Mehserle murder trial deliberations underway

July 8, 2010 11:41:01 AM PDT
A Southern California jury has now entered its first full day of deliberations in the BART shooting trial.

Former BART police officer Johannes Mehserle is charged in the shooting death of passenger Oscar Grant on New Year's Day 2009. There were no new questions asked by the jury Thursday. Wednesday's question was actually asked by the "old jury." The panel was reconstructed yesterday. The case went to the original jury on Friday afternoon but those deliberations had to be restarted yesterday when a juror had to be replaced. There are now eight women and four men on the panel and they will be deciding Johannes Mehserle's fate. Yesterday, the Judge Robert Perry revealed that the original jury sent him a note Friday afternoon asking whether or not Mehserle could have been provoked by someone other than Oscar Grant when he shot Grant in the back. "Provocation" is part of one legal theory that could lead to a manslaughter conviction. Both the judge and ABC7 legal expert Dean Johnson cautioned against reading too much into the question. Still, it provides some insight into what the jury is considering behind closed doors. "It's always dangerous to infer a lot from a jury question, but I think we can tell some things about this question," Johnson says. "First of all, this jury is moving very fast even though they've had a very short time to deliberate, they are down to the substance of this case. Secondly, the jury is very smart. The question they asked is an enormously sophisticated question. I doubt that 90 percent of all practicing criminal lawyers would have a ready answer to this question.
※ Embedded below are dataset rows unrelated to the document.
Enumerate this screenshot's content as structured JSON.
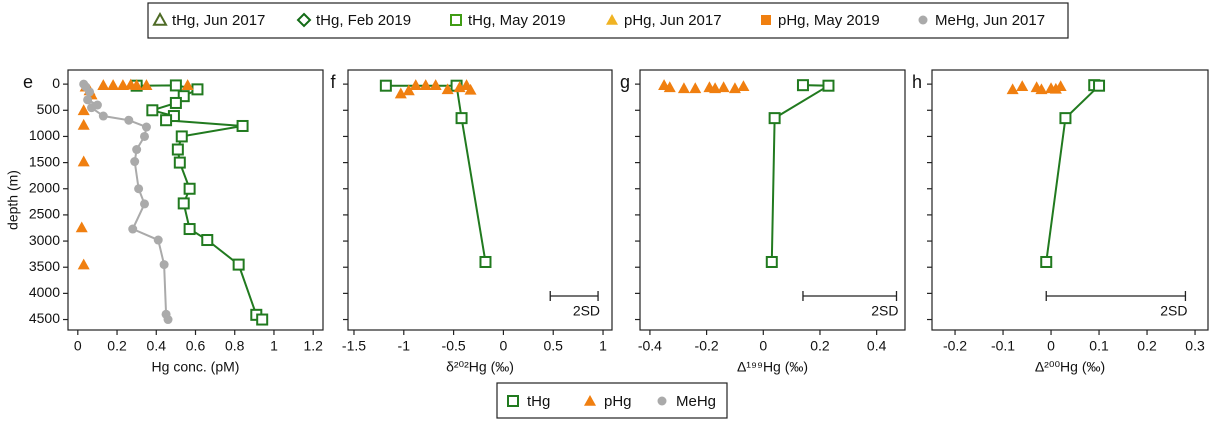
{
  "legend": [
    {
      "name": "tHg, Jun 2017",
      "color": "#4e6b26",
      "marker": "open-triangle"
    },
    {
      "name": "tHg, Feb 2019",
      "color": "#136b16",
      "marker": "open-diamond"
    },
    {
      "name": "tHg, May 2019",
      "color": "#3f9c14",
      "marker": "open-square"
    },
    {
      "name": "pHg, Jun 2017",
      "color": "#f0b323",
      "marker": "triangle"
    },
    {
      "name": "pHg, May 2019",
      "color": "#f07f10",
      "marker": "square"
    },
    {
      "name": "MeHg, Jun 2017",
      "color": "#aaaaaa",
      "marker": "circle"
    }
  ],
  "chart_data": [
    {
      "type": "scatter",
      "label": "e",
      "xlabel": "Hg conc. (pM)",
      "ylabel": "depth (m)",
      "xlim": [
        -0.05,
        1.25
      ],
      "xticks": [
        0,
        0.2,
        0.4,
        0.6,
        0.8,
        1,
        1.2
      ],
      "ylim": [
        4700,
        -270
      ],
      "yticks": [
        0,
        500,
        1000,
        1500,
        2000,
        2500,
        3000,
        3500,
        4000,
        4500
      ],
      "ytick_labels": true,
      "series": [
        {
          "name": "tHg",
          "color": "#217a1f",
          "marker": "open-square",
          "line": true,
          "x": [
            0.3,
            0.5,
            0.61,
            0.54,
            0.5,
            0.38,
            0.49,
            0.45,
            0.84,
            0.53,
            0.51,
            0.52,
            0.57,
            0.54,
            0.57,
            0.66,
            0.82,
            0.91,
            0.94
          ],
          "values": [
            30,
            25,
            100,
            230,
            360,
            500,
            610,
            690,
            800,
            1000,
            1250,
            1500,
            2000,
            2280,
            2770,
            2980,
            3450,
            4410,
            4500
          ]
        },
        {
          "name": "pHg",
          "color": "#f07f10",
          "marker": "triangle",
          "line": false,
          "x": [
            0.13,
            0.18,
            0.23,
            0.27,
            0.3,
            0.35,
            0.56,
            0.04,
            0.06,
            0.07,
            0.03,
            0.03,
            0.03,
            0.02,
            0.03
          ],
          "values": [
            20,
            20,
            20,
            10,
            20,
            20,
            20,
            50,
            120,
            200,
            500,
            780,
            1480,
            2740,
            3450
          ]
        },
        {
          "name": "MeHg",
          "color": "#aaaaaa",
          "marker": "circle",
          "line": true,
          "x": [
            0.03,
            0.04,
            0.06,
            0.05,
            0.1,
            0.07,
            0.13,
            0.26,
            0.35,
            0.34,
            0.3,
            0.29,
            0.31,
            0.34,
            0.28,
            0.41,
            0.44,
            0.45,
            0.46
          ],
          "values": [
            0,
            50,
            150,
            300,
            400,
            450,
            610,
            690,
            820,
            1000,
            1250,
            1480,
            2000,
            2290,
            2770,
            2980,
            3450,
            4400,
            4500
          ]
        }
      ]
    },
    {
      "type": "scatter",
      "label": "f",
      "xlabel": "δ²⁰²Hg (‰)",
      "xlim": [
        -1.56,
        1.09
      ],
      "xticks": [
        -1.5,
        -1,
        -0.5,
        0,
        0.5,
        1
      ],
      "ylim": [
        4700,
        -270
      ],
      "yticks": [
        0,
        500,
        1000,
        1500,
        2000,
        2500,
        3000,
        3500,
        4000,
        4500
      ],
      "ytick_labels": false,
      "series": [
        {
          "name": "tHg",
          "color": "#217a1f",
          "marker": "open-square",
          "line": true,
          "x": [
            -1.18,
            -0.47,
            -0.42,
            -0.18
          ],
          "values": [
            30,
            30,
            650,
            3400
          ]
        },
        {
          "name": "pHg",
          "color": "#f07f10",
          "marker": "triangle",
          "line": false,
          "x": [
            -1.03,
            -0.95,
            -0.88,
            -0.78,
            -0.68,
            -0.56,
            -0.44,
            -0.37,
            -0.33
          ],
          "values": [
            180,
            120,
            20,
            20,
            20,
            100,
            60,
            20,
            110
          ]
        }
      ],
      "scale_bar": {
        "label": "2SD",
        "x": [
          0.47,
          0.95
        ],
        "y": 4050
      }
    },
    {
      "type": "scatter",
      "label": "g",
      "xlabel": "Δ¹⁹⁹Hg (‰)",
      "xlim": [
        -0.435,
        0.5
      ],
      "xticks": [
        -0.4,
        -0.2,
        0,
        0.2,
        0.4
      ],
      "ylim": [
        4700,
        -270
      ],
      "yticks": [
        0,
        500,
        1000,
        1500,
        2000,
        2500,
        3000,
        3500,
        4000,
        4500
      ],
      "ytick_labels": false,
      "series": [
        {
          "name": "tHg",
          "color": "#217a1f",
          "marker": "open-square",
          "line": true,
          "x": [
            0.14,
            0.23,
            0.04,
            0.03
          ],
          "values": [
            20,
            30,
            650,
            3400
          ]
        },
        {
          "name": "pHg",
          "color": "#f07f10",
          "marker": "triangle",
          "line": false,
          "x": [
            -0.35,
            -0.33,
            -0.28,
            -0.24,
            -0.19,
            -0.17,
            -0.14,
            -0.1,
            -0.07
          ],
          "values": [
            20,
            60,
            80,
            80,
            60,
            80,
            60,
            80,
            40
          ]
        }
      ],
      "scale_bar": {
        "label": "2SD",
        "x": [
          0.14,
          0.47
        ],
        "y": 4050
      }
    },
    {
      "type": "scatter",
      "label": "h",
      "xlabel": "Δ²⁰⁰Hg (‰)",
      "xlim": [
        -0.248,
        0.327
      ],
      "xticks": [
        -0.2,
        -0.1,
        0,
        0.1,
        0.2,
        0.3
      ],
      "ylim": [
        4700,
        -270
      ],
      "yticks": [
        0,
        500,
        1000,
        1500,
        2000,
        2500,
        3000,
        3500,
        4000,
        4500
      ],
      "ytick_labels": false,
      "series": [
        {
          "name": "tHg",
          "color": "#217a1f",
          "marker": "open-square",
          "line": true,
          "x": [
            0.09,
            0.1,
            0.03,
            -0.01
          ],
          "values": [
            20,
            30,
            650,
            3400
          ]
        },
        {
          "name": "pHg",
          "color": "#f07f10",
          "marker": "triangle",
          "line": false,
          "x": [
            -0.08,
            -0.06,
            -0.03,
            -0.02,
            0.0,
            0.01,
            0.02
          ],
          "values": [
            100,
            40,
            60,
            100,
            80,
            90,
            40
          ]
        }
      ],
      "scale_bar": {
        "label": "2SD",
        "x": [
          -0.01,
          0.28
        ],
        "y": 4050
      }
    }
  ]
}
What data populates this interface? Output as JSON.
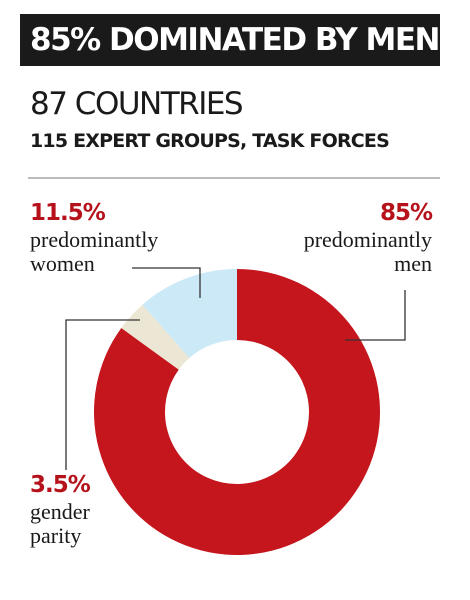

So, it shows they're really thinking about the case and thinking about the legal issues." On and off throughout the trial there have been small demonstrations outside the courthouse in Los Angeles. On Thursday morning, there was a small group outside holding a banner that read, "We are all Oscar Grant. Justice now." The jury was slated to get their regularly scheduled lunch break from noon to 1:30 p.m. If they stick to the normal court schedule, they would will deliberate until around 4 p.m. Officials have said the there at least one hours notice will be given if the jury reaches a verdict.